Dans le cadre du contrôle de l’état de ses installations, EDF vérifie la conformité des ancrages [1] au génie civil des équipements [2] importants pour la sûreté. EDF met actuellement en œuvre des contrôles de tous ses réacteurs qui doivent être achevés avant fin 2024.
La déclaration d’EDF constitue une deuxième mise à jour de celle du 21 septembre 2021. Jusqu’à présent, quatre réacteurs étaient concernés : les réacteurs 1 et 2 de la centrale nucléaire du Tricastin et les réacteurs 2 et 4 de la centrale nucléaire du Bugey. L’événement significatif concerne maintenant huit réacteurs.

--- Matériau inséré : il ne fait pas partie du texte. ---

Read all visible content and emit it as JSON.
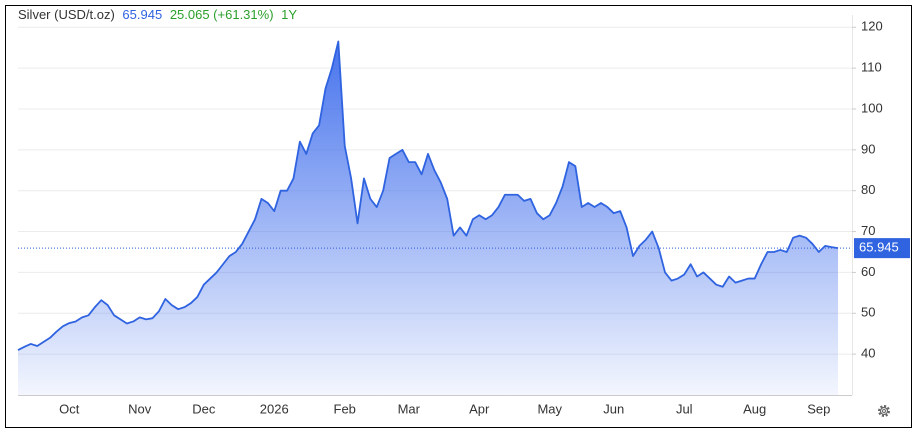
{
  "chart_data": {
    "type": "area",
    "title": "Silver (USD/t.oz)",
    "change": "25.065 (+61.31%)",
    "period": "1Y",
    "color": "#2f63e0",
    "categories": [
      null,
      null,
      null,
      null,
      null,
      null,
      null,
      null,
      "Oct",
      null,
      null,
      null,
      null,
      null,
      null,
      null,
      null,
      null,
      null,
      "Nov",
      null,
      null,
      null,
      null,
      null,
      null,
      null,
      null,
      null,
      "Dec",
      null,
      null,
      null,
      null,
      null,
      null,
      null,
      null,
      null,
      null,
      "2026",
      null,
      null,
      null,
      null,
      null,
      null,
      null,
      null,
      null,
      null,
      "Feb",
      null,
      null,
      null,
      null,
      null,
      null,
      null,
      null,
      null,
      "Mar",
      null,
      null,
      null,
      null,
      null,
      null,
      null,
      null,
      null,
      null,
      "Apr",
      null,
      null,
      null,
      null,
      null,
      null,
      null,
      null,
      null,
      null,
      "May",
      null,
      null,
      null,
      null,
      null,
      null,
      null,
      null,
      null,
      "Jun",
      null,
      null,
      null,
      null,
      null,
      null,
      null,
      null,
      null,
      null,
      "Jul",
      null,
      null,
      null,
      null,
      null,
      null,
      null,
      null,
      null,
      null,
      "Aug",
      null,
      null,
      null,
      null,
      null,
      null,
      null,
      null,
      null,
      "Sep",
      null,
      null,
      null
    ],
    "values": [
      41,
      41.8,
      42.5,
      42,
      43,
      44,
      45.5,
      46.8,
      47.6,
      48,
      49,
      49.5,
      51.5,
      53.2,
      52,
      49.5,
      48.5,
      47.5,
      48,
      49,
      48.5,
      48.8,
      50.5,
      53.5,
      52,
      51,
      51.5,
      52.5,
      54,
      57,
      58.5,
      60,
      62,
      64,
      65,
      67,
      70,
      73,
      78,
      77,
      75,
      80,
      80,
      83,
      92,
      89,
      94,
      96,
      105,
      110,
      116.5,
      91,
      83,
      72,
      83,
      78,
      76,
      80,
      88,
      89,
      90,
      87,
      87,
      84,
      89,
      85,
      82,
      78,
      69,
      71,
      69,
      73,
      74,
      73,
      74,
      76,
      79,
      79,
      79,
      77.5,
      78,
      74.5,
      73,
      74,
      77,
      81,
      87,
      86,
      76,
      77,
      76,
      77,
      76,
      74.5,
      75,
      71,
      64,
      66.5,
      68,
      70,
      66,
      60,
      58,
      58.5,
      59.5,
      62,
      59,
      60,
      58.5,
      57,
      56.5,
      59,
      57.5,
      58,
      58.5,
      58.5,
      62,
      65,
      65,
      65.5,
      65,
      68.5,
      69,
      68.5,
      67,
      65,
      66.5,
      66.2,
      65.945
    ],
    "ylim": [
      30,
      123
    ],
    "yticks": [
      40,
      50,
      60,
      70,
      80,
      90,
      100,
      110,
      120
    ],
    "grid": true
  }
}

Les nouveaux contrôles ont mis en évidence des écarts sur certains ancrages portant notamment sur le nombre, le diamètre et l’implantation des chevilles. Ces écarts datent de la construction des réacteurs et auraient pu remettre en cause la tenue des équipements supportés en cas de séisme.
Cet événement n’a pas eu de conséquence sur, les installations, les personnes et l’environnement. Compte tenu de ses conséquences potentielles pour ces réacteurs, cet événement est classé au niveau 1 de l’échelle INES (échelle internationale des événements nucléaires et radiologiques graduée de 0 à 7 par ordre croissant de gravité).
Les écarts constatés ont été corrigés par EDF.
EDF poursuit les contrôles sur ses autres réacteurs.